Hubby and I had a wonderful couples’ evening with my bff and her husband. We watched the film 50/50, starring Joseph Gordon-Levitt and Seth Rogen. This film, having a cancer diagnosis as its main plot, got me wondering mainly about three things:
(1) I wonder how many people I meet everyday (walking, shopping, riding the bus, eating in restaurants…) have been given this diagnosis and are now trying to deal with the news and the disease itself. If I knew what they were going through, would it show on their faces? What look would they have in their eyes? Would it show more of fear, anxiety, questions, anger, sadness or resignation?
(2) I wonder what I would do, what thoughts would initially cross my mind if I were to receive such a diagnosis. I honestly haven’t thought about this and would need to ponder some more.

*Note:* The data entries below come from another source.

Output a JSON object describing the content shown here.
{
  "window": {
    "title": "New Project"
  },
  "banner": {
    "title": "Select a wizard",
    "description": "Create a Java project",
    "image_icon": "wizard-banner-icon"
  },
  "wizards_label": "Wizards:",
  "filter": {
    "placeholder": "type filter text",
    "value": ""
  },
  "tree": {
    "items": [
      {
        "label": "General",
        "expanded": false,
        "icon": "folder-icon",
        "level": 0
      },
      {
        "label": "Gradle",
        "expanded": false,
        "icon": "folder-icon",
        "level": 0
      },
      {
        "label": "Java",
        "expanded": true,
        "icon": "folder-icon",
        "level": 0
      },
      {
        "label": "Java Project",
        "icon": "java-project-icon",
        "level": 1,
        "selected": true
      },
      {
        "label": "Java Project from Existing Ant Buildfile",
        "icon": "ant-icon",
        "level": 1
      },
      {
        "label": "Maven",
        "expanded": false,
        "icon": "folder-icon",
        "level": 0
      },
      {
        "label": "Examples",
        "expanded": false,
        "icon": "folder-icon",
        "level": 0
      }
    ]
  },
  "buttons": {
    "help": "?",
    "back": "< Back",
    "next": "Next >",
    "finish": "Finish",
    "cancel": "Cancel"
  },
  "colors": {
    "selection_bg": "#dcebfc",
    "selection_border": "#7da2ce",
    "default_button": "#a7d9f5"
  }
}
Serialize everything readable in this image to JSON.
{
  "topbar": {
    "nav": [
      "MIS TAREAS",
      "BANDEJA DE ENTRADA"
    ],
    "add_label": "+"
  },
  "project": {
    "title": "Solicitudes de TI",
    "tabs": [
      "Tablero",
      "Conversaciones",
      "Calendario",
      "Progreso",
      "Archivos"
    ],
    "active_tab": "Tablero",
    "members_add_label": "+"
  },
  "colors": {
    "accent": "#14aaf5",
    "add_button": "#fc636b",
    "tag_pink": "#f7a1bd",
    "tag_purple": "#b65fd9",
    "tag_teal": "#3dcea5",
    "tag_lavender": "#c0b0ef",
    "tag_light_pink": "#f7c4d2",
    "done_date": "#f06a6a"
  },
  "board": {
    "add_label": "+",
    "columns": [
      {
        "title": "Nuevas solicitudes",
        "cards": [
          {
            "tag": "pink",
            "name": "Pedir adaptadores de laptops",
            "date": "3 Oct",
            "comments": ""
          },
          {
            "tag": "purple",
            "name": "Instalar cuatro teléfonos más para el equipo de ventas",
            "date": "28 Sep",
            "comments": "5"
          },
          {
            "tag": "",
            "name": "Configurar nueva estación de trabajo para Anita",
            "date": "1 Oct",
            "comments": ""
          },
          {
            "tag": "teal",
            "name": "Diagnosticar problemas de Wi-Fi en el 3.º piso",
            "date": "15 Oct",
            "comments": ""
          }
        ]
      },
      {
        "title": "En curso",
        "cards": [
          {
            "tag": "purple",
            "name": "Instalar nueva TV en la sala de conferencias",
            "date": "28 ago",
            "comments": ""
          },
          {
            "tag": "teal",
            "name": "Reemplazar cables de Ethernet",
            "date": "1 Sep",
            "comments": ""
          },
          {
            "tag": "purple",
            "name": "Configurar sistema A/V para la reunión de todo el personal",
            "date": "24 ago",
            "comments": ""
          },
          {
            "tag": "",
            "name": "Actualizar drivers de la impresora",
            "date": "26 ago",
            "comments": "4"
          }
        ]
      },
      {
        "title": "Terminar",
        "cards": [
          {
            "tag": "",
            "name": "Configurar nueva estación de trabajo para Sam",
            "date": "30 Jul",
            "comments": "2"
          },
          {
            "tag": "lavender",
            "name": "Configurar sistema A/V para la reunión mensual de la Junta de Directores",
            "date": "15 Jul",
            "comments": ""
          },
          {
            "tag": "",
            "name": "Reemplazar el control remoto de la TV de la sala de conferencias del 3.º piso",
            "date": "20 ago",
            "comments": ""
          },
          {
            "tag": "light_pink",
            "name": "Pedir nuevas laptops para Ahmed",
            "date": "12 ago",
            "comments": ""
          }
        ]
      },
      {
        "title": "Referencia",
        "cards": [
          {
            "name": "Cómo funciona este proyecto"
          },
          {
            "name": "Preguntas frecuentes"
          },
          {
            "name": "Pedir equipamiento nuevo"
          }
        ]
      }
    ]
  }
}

(3) I wonder what I would do and how exactly I would respond if someone close and dear to me were to reveal that he/she has cancer. I think I dread this more than the second thought above. I have had family members die from cancer but I was either too young to fully understand what was going on or quite distant to truly feel the impact of it all. However I have some vague idea as to the depth of pain and hopelessness this diagnosis creates and it is something I am not sure anyone can really prepare for. I think a big part of the difficulty in battling this disease is precisely because of the sense of hopelessness it creates. To me, there is nothing more defeating, nothing more draining to the human spirit, than the thought that you've run out of options, that there is no other way out or that everything is futile.
I liked the movie a lot. It was funny, smart, touching and felt real. Suffice it to say that it has left me with questions and hypotheticals to reflect on and that generally translates to at least 4 stars in my book!